This classic side angle portrait was an illustration Zhu Jia found on the September 20, 2010 issue of the New Yorker in a text titled, “The Face of Facebook”, about the founder of the global networking website Facebook, Mark Zuckerberg.
The Face of Facebook could be interpreted as via the face of Facebook. There are two layers of meanings: one is about borrowing the image of Mark Zuckerberg, the public figure, as a way of saying something; the other is about the images that were created through invitations extended to other artists and friends. Individual expectations and personal experiences constitute the potency of the work, and also bring into the potency of a social question.

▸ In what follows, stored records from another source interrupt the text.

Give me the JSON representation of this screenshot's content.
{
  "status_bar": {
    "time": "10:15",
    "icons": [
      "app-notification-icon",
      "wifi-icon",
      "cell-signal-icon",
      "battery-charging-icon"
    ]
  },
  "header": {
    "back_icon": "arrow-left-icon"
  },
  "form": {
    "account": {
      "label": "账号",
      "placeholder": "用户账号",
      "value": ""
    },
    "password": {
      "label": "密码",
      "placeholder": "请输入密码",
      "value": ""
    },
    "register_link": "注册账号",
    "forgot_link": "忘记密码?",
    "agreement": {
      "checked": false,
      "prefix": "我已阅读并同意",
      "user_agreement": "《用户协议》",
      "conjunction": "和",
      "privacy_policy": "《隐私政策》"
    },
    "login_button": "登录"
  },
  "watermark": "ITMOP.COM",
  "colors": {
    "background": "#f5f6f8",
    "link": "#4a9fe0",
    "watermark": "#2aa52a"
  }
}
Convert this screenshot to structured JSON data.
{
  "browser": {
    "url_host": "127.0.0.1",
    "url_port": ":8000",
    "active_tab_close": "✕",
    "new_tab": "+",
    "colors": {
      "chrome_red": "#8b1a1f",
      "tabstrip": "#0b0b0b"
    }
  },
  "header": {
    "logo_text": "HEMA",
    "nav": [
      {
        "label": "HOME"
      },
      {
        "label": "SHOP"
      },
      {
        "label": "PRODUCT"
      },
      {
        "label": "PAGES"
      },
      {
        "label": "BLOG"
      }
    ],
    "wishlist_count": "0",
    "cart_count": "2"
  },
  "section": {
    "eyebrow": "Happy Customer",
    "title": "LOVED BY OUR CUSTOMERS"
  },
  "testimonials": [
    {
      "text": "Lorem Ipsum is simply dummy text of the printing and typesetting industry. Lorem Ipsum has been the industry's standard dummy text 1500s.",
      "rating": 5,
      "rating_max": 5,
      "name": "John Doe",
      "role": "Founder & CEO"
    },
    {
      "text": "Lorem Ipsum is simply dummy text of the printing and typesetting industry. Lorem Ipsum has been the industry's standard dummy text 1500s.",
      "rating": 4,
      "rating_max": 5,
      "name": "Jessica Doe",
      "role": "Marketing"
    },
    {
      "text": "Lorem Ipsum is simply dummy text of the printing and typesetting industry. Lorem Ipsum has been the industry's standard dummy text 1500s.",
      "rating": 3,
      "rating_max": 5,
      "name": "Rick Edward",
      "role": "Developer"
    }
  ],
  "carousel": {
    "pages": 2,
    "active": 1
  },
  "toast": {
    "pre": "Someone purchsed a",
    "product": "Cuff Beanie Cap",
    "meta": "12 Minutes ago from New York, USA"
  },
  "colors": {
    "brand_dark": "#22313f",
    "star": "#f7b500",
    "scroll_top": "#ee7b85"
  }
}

To re-enact this side portrait of Zuckerberg was Zhu Jia’s initial inspiration. The artist has invited over 50 friends from different professions to contribute. Among them are acclaimed contemporary Chinese artists and personages from different professions. They contributed a portrait in their own artistic style, or in completely novel representations. Without any signatures on these artworks, it will be difficult to identify the creator of the artwork. Much like the status updates and photo albums posted by Facebook users, the real and the fake are often intertwined. Zhu Jia’s choice of Zuckerberg’s portrait was a coincidence, or largely affected by the aesthetics of the photograph itself, or perhaps even the ubiquitous social network of Facebook? Its inherent ambivalence and its tumultuous fate in China have been dramatic. By appropriating the irony of “The Face of Facebook”, Zhu Jia weaved a complex network of visual art, by which to initiate an unspeakably ambiguity in a struggle of power.
Zhu Jia is conceptually probing unique visual experiences beyond regular ones. This project is a seemingly replacement of his Facebook account in China (Facebook is banned in mainland China), yet it goes more than that. As Zhu has once commented, “This is not a question of artistic creation per se, but it delves into the question of power, politics, art rules, as well as art markets.